Americans, all Americans, were once renowned for can-do attitudes, along with remarkable perseverance and ingenuity. Ulysses wonders if that is still the case today. In certain sections of his town, he sees recent immigrants pursuing work, trying to feed their families either here or back home, and he recognizes the hunger of his youth. Landscaping, roofing, painting, setting stone, mixing concrete, all suddenly seem beneath some Americans who once laughingly enjoyed such work and the dignity it provided. Maids, housekeepers, janitors, sales clerks, garbage and sewage workers: none of these jobs seemed lowly to the Irish, Italian, Polish, German, Chinese, Japanese, African, Scandinavian, Spanish, Portugese—the classic American mix. You name it and they did it, oft times with a song in their hearts for the opportunities of America and the futures of their children.
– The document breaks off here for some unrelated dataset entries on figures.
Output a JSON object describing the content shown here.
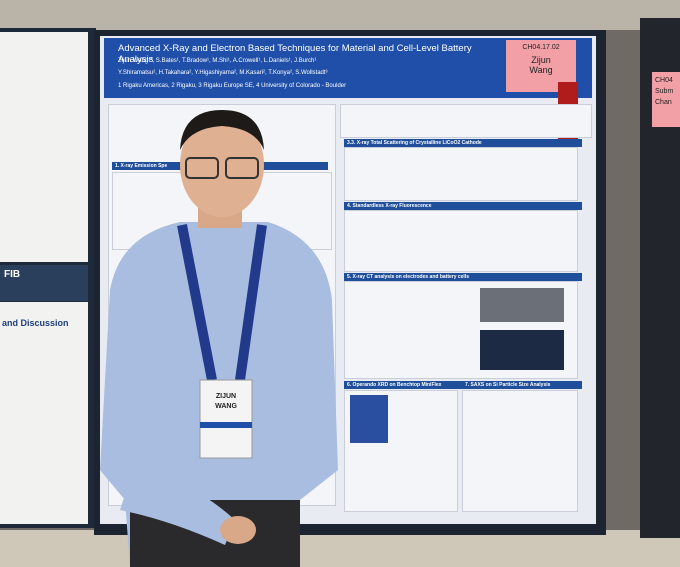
{
  "poster": {
    "title": "Advanced X-Ray and Electron Based Techniques for Material and Cell-Level Battery Analysis",
    "authors_line1": "Zijun Wang¹*, S.Bates¹, T.Bradow¹, M.Shi¹, A.Crowell¹, L.Daniels¹, J.Burch¹",
    "authors_line2": "Y.Shiramatsu², H.Takahara², Y.Higashiyama², M.Kasari², T.Konya², S.Wollstadt³",
    "affiliations": "1 Rigaku Americas, 2 Rigaku, 3 Rigaku Europe SE, 4 University of Colorado - Boulder",
    "tag_code": "CH04.17.02",
    "tag_name_first": "Zijun",
    "tag_name_last": "Wang",
    "sections": [
      "1. X-ray Emission Spe",
      "3.3. X-ray Total Scattering of Crystalline LiCoO2 Cathode",
      "4. Standardless X-ray Fluorescence",
      "5. X-ray CT analysis on electrodes and battery cells",
      "6. Operando XRD on Benchtop MiniFlex",
      "7. SAXS on Si Particle Size Analysis"
    ]
  },
  "left_poster": {
    "heading_fib": "FIB",
    "heading_discussion": "and Discussion"
  },
  "right_poster": {
    "tag": "CH04",
    "line1": "Subm",
    "line2": "Chan"
  },
  "badge": {
    "name_first": "ZIJUN",
    "name_last": "WANG"
  }
}
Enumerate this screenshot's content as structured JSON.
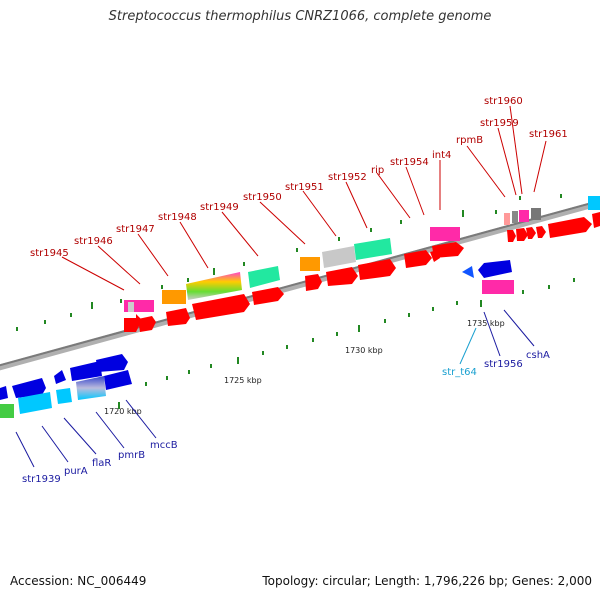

Ulysses wonders about welfare, its perverse incentives, and its dampening of effort and energy and ambition. He wonders about the Great Society and the War on Poverty and whether the proof is not now overwhelmingly definitive that America has lost that war. He does not seem to allow any room for the good intentions behind all those Great Society programs, probably because he sees the family havoc they have created. Who cares about good intentions when the resultant carnage piles up before one’s eyes?

In fact, Ulysses might supply his own quote to replace the one he so dislikes and to remind us of our frequent follies. In doing that, I suspect that Ulysses would remind us that the road to hell is paved with good intentions.